Lone Star chalks up painful success in Korea
The author is a Reuters Breakingviews columnist. The opinions expressed are his own.
HONG KONG — It is seven years since Lone Star bought into Korea Exchange Bank, and four years since the U.S. distressed-asset fund started trying to get out. Lone Star has finally agreed to sell its majority stake in the lender to domestic rival Hana Bank. The sizeable returns it has made explain why buyout groups like Blackstone and KKR are interested in South Korea, although Lone Star itself may not be rushing back.
The firm bought its 51 percent stake in 2003 to help KEB plug a capital hole. Lone Star focused the bank on growing profits rather than the loan book, ushered in restructurings, and took out chunky dividends. KEB’s shares have outperformed the FTSE Korea Financials index by close to 50 percent.
Yet Lone Star also tested Korea’s low tolerance for foreigners who make a profit turning around troubled companies. State prosecutors declared the deal “illegal” in 2006. Later, Lone Star’s Korean boss was sentenced to prison, though subsequently exonerated, for manipulating the share price of a subsidiary. Tax probes and legal wrangles derailed two attempts to sell out — first to Kookmin Bank, and then HSBC.
Despite the sour grapes, KEB has paid out well.

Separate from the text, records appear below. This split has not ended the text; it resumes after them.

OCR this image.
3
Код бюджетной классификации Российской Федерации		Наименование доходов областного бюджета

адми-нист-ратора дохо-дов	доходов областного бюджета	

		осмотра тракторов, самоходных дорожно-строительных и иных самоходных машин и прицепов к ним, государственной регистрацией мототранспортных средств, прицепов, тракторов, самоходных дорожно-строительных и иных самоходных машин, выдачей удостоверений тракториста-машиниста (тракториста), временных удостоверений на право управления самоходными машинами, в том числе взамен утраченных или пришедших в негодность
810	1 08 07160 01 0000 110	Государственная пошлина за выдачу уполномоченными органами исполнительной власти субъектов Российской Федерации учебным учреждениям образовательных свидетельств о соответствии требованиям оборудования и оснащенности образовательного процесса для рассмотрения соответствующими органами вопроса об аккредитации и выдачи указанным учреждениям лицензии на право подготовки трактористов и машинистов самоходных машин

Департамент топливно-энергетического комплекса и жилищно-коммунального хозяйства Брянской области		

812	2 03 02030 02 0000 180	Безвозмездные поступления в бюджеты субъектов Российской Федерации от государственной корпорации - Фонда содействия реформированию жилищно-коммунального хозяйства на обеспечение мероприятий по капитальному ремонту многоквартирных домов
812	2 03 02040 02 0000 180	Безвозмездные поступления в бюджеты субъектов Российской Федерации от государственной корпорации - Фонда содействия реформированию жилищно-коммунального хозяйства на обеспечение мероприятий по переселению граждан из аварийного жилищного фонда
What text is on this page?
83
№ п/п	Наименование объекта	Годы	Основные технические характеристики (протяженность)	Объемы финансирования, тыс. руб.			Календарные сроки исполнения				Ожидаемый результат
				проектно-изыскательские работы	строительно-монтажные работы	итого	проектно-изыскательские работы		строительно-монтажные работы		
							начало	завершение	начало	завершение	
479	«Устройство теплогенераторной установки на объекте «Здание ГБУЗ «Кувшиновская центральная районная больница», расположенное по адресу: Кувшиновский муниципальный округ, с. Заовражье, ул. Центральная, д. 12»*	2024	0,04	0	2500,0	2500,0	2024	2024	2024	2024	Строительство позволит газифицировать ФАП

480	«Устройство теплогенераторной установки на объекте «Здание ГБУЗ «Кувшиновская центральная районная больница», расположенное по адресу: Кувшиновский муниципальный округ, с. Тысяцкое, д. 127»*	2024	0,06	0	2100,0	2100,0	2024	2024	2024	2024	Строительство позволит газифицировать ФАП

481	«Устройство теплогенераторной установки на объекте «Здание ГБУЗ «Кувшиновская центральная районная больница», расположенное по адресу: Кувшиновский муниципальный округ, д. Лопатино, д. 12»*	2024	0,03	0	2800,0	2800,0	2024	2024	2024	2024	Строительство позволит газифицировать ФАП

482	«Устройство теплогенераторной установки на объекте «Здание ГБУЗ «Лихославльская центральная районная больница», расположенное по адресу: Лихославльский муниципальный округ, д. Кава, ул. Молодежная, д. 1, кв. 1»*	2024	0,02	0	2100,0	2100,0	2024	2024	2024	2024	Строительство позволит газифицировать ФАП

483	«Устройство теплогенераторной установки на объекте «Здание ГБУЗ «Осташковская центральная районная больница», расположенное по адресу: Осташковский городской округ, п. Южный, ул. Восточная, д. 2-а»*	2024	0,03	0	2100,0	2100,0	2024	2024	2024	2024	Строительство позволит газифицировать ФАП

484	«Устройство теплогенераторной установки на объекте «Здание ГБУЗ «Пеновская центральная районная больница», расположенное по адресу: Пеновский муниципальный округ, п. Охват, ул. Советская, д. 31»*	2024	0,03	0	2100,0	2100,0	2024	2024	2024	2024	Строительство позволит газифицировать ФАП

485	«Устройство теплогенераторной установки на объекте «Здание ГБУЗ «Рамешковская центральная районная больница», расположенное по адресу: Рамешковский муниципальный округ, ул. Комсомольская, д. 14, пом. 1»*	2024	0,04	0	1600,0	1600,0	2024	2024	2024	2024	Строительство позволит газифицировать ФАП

Lone Star put up 1.4 trillion won or $1.2 billion for its stake in KEB in October 2003, and three years later invested a further $800 million. On the way, it recouped some $670 million of dividends, according to KEB filings, and $1.3 billion from selling down 14 percent of its stake. With a $4.1 billion exit secured, the group has tripled its money.
Overall, the investment has generated a 25 percent annual internal rate of return according to a Breakingviews calculation assuming an unlevered deal. Assuming Lone Star borrowed part of its investment outlay, the real returns could be even juicier.
KEB may be a mere success rather than a triumph. Had the fund sold to HSBC at the initially posited price of $6.3 billion, the returns would have been closer to 40 percent, in half the time. Still, with memories of Lone Star’s earlier treatment still raw, the new generation of buyout giants targeting South Korea may be glad their predecessor didn’t make provocatively excessive returns.